TRAPPING CONSTANT, THERMAL-CONDUCTIVITY, AND THE MICROSTRUCTURE OF SUSPENSIONS OF ORIENTED SPHEROIDS

The n-point probability function S(n) (r(n)) is fundamental to the study of the macroscopic properties of two-phase random heterogeneous media. This quantity gives the probability of finding n points with positions r(n) = {r1,...,r(n)} all in one of the phases, say phase 1. For media composed of distributions of oriented, possibly overlapping, spheriods of one material with aspect ratio epsilon in a "matrix" of another material, it is shown that there is a scaling relation that maps results for the S(n) for sphere systems (epsilon = 1) into equivalent results for spheriod systems with arbitrary aspect ration epsilon. Using this scaling relation it is then demonstrated that certain transport and microstructural properties of spheriodal systems generally depend upon purely shape-dependent functions and lower-order spatial moments of S2 (minus its long-range value) of the equivalent spherical system.

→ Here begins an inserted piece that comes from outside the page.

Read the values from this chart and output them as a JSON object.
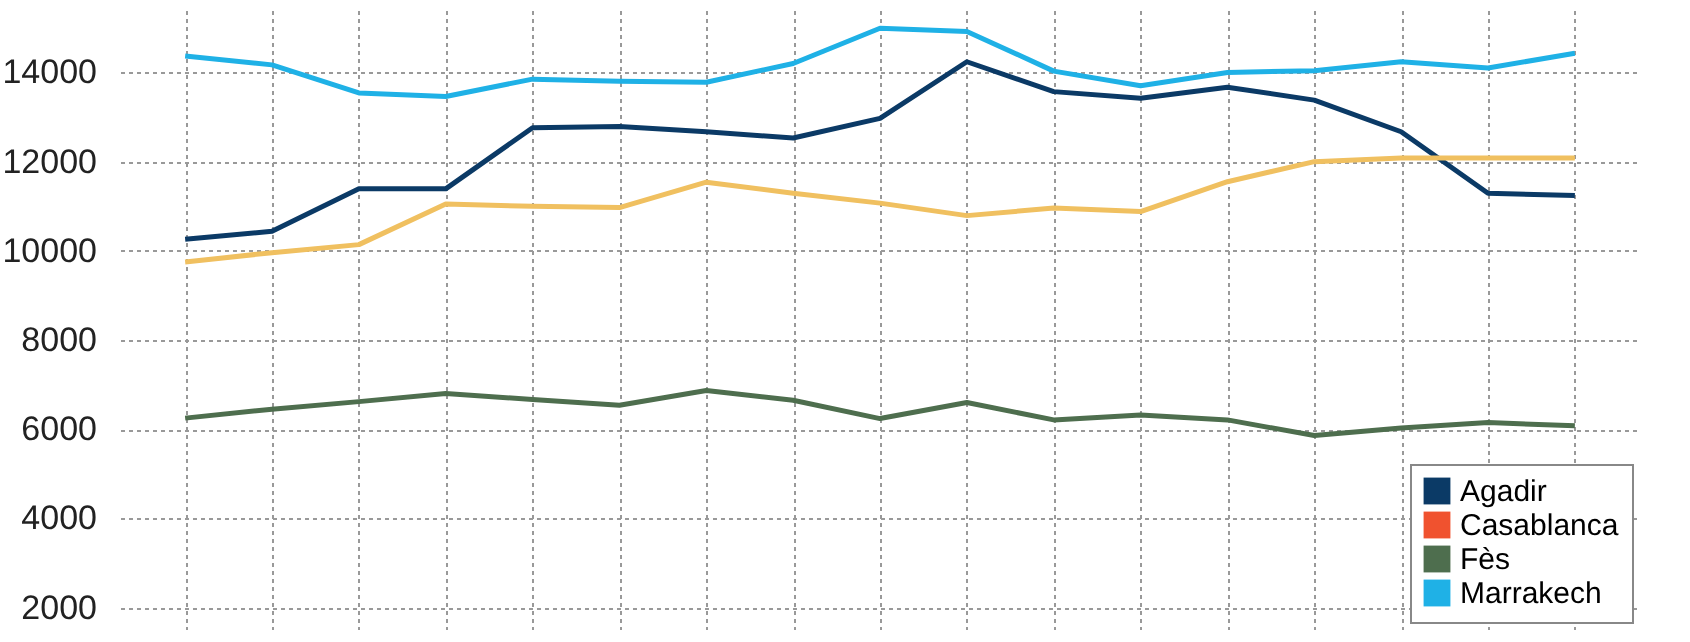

Specifically, the following three distinct calculations are carried out for both hard, oriented spheroids and overlapping (i.e., spatially uncorrelated), oriented spheroids: (1) bounds on the diffusion-controlled trapping constant; (2) bounds on the effective conductivity tensor; and (3) fluctuations in the local volume fraction as measured by the "coarseness." These computations enable us to investigate the effects of statistical anisotropy (i.e., particle asymmetry) and particle exclusion volume on the aforementioned quantities.